A model that collapses under small perturbations is **not production-safe**.

```python
robustness = full_report["details"]["robustness"]

print("\n--- Robustness Analysis ---")
print(f"Original CV Score: {robustness['cv_score_original']:.4f}")
print(f"Noisy CV Score: {robustness['cv_score_noisy']:.4f}")
print(f"Performance Drop: {robustness['performance_drop']:.4f}")
print(f"Verdict: {robustness['verdict']}")
```

**Possible Verdicts:**

* `stable` → acceptable degradation
* `fragile` → high sensitivity to noise
* `misleading` → performance likely inflated by leakage

---

## ⚙️ Integration and Governance (The Advanced)

This section targets **MLOps engineers**, **architects**, and teams operating automated pipelines.

---

### Multi-Framework Support

**ai-critic 1.0+** supports models from multiple frameworks with the **same API**:

```python
# PyTorch Example
import torch
import torch.nn as nn
from ai_critic import AICritic

X = torch.randn(1000, 20)
y = torch.randint(0, 2, (1000,))

model = nn.Sequential(
    nn.Linear(20, 32),
    nn.ReLU(),
    nn.Linear(32, 2)
)

critic = AICritic(model, X, y, framework="torch", adapter_kwargs={"epochs":5, "batch_size":64})
report = critic.evaluate(view="executive")
print(report)

# TensorFlow Example
import tensorflow as tf

model = tf.keras.Sequential([
    tf.keras.layers.Dense(32, activation="relu", input_shape=(20,)),
    tf.keras.layers.Dense(2)
])
critic = AICritic(model, X.numpy(), y.numpy(), framework="tensorflow", adapter_kwargs={"epochs":5})
report = critic.evaluate(view="executive")
print(report)
```

> No need to rewrite evaluation code — **one Critic API works for sklearn, PyTorch, or TensorFlow**.

---

### The Deployment Gate (`deploy_decision`)

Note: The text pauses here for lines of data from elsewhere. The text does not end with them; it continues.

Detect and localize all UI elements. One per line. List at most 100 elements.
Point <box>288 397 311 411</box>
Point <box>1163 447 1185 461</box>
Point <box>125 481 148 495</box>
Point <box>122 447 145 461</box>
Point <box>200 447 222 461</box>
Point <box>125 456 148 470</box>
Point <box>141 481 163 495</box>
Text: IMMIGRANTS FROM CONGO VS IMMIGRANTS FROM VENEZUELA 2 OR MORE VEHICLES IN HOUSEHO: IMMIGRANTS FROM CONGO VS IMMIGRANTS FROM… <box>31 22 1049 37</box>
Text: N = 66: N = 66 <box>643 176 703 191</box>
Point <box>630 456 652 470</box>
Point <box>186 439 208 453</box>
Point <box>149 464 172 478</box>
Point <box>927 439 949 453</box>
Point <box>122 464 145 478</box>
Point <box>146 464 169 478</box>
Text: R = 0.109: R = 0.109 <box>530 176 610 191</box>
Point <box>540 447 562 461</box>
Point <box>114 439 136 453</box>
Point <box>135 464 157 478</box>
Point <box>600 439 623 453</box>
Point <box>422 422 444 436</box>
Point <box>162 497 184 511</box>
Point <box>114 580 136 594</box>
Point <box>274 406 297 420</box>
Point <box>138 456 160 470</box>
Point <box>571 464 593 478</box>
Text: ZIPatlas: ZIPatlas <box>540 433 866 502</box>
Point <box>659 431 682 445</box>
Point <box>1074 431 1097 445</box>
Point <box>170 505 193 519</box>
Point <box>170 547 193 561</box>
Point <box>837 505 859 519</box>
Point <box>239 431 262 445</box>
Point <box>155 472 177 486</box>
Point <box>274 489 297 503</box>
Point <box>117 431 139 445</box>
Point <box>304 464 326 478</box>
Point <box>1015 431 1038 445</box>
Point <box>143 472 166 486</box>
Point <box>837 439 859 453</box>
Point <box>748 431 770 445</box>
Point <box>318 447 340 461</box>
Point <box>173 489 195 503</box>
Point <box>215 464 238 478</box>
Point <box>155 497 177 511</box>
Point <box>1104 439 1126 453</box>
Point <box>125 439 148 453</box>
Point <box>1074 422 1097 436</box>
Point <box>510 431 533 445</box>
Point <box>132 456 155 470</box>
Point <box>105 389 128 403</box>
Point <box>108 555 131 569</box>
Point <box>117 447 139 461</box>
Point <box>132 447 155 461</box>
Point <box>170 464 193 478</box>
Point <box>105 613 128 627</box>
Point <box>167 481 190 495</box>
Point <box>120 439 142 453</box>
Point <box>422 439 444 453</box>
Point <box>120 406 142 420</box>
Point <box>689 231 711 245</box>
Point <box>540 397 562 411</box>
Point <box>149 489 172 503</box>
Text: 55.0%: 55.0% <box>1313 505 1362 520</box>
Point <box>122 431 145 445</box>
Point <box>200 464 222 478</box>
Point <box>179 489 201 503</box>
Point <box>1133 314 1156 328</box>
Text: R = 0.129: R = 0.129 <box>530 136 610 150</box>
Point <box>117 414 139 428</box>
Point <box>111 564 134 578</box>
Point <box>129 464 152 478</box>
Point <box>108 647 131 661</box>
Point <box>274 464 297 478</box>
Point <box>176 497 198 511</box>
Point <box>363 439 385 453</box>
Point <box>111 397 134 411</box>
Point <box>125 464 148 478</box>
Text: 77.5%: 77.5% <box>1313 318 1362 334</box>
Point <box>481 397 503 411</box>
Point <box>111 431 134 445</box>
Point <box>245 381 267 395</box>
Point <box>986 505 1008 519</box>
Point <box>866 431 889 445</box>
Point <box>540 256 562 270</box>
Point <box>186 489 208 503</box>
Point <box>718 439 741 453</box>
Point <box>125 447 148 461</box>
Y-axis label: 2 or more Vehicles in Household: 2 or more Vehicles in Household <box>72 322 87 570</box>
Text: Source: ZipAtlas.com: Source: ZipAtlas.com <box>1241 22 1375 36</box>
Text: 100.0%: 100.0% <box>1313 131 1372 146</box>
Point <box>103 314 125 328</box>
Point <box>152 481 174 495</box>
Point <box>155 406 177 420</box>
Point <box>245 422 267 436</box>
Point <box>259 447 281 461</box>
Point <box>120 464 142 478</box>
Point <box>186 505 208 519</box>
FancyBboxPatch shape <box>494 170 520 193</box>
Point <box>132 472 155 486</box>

The `deploy_decision()` method aggregates *all detected risks* and produces a final gate decision.

```python
decision = critic.deploy_decision()

if decision["deploy"]:
    print("✅ Deployment Approved")
else:
    print("❌ Deployment Blocked")

print(f"Risk Level: {decision['risk_level']}")
print(f"Confidence Score: {decision['confidence']:.2f}")

print("\nBlocking Issues:")
for issue in decision["blocking_issues"]:
    print(f"- {issue}")
```

**Conceptual model:**

* **Hard Blockers** → deployment denied
* **Soft Blockers** → deployment discouraged
* **Confidence Score (0–1)** → heuristic trust level

---

### Modes & Views (API Design)

The `evaluate()` method supports **multiple modes** via the `view` parameter:

| View          | Description                        |
| ------------- | ---------------------------------- |
| `"executive"` | High-level verdict (non-technical) |
| `"technical"` | Risks & recommendations            |
| `"details"`   | Raw evaluator outputs              |
| `"all"`       | Complete payload                   |

Example:

```python
critic.evaluate(view="technical")
critic.evaluate(view=["executive", "performance"])
```

---

### Session Tracking & Model Comparison

You can persist evaluations and compare model versions over time.

```python
critic_v1 = AICritic(model, X, y, session="v1")
critic_v1.evaluate()

critic_v2 = AICritic(model, X, y, session="v2")
critic_v2.evaluate()

comparison = critic_v2.compare_with("v1")
print(comparison["score_diff"])
```

This enables:

* Regression tracking
* Risk drift detection
* Governance & audit trails

---

### Best Practices & Use Cases

| Scenario                | Recommended Usage                      |
| ----------------------- | -------------------------------------- |
| **CI/CD**               | Block merges using `deploy_decision()` |
| **Model Tuning**        | Use technical view for guidance        |
| **Governance**          | Persist session outputs                |
| **Stakeholder Reports** | Share executive summaries              |

---

## 🔒 API Stability

Starting from version **1.0.0**, the public API of **ai-critic** follows semantic versioning.
Breaking changes will only occur in major releases.

---

## 📄 License

Distributed under the **MIT License**.

---

## 🧠 Final Note

> **ai-critic is not a benchmarking tool.**
> It is a *decision-making system*.

A failed audit does **not** mean the model is bad — it means the model **is not ready to be trusted**.

The purpose of **ai-critic** is to introduce *structured skepticism* into machine learning workflows — exactly where it belongs.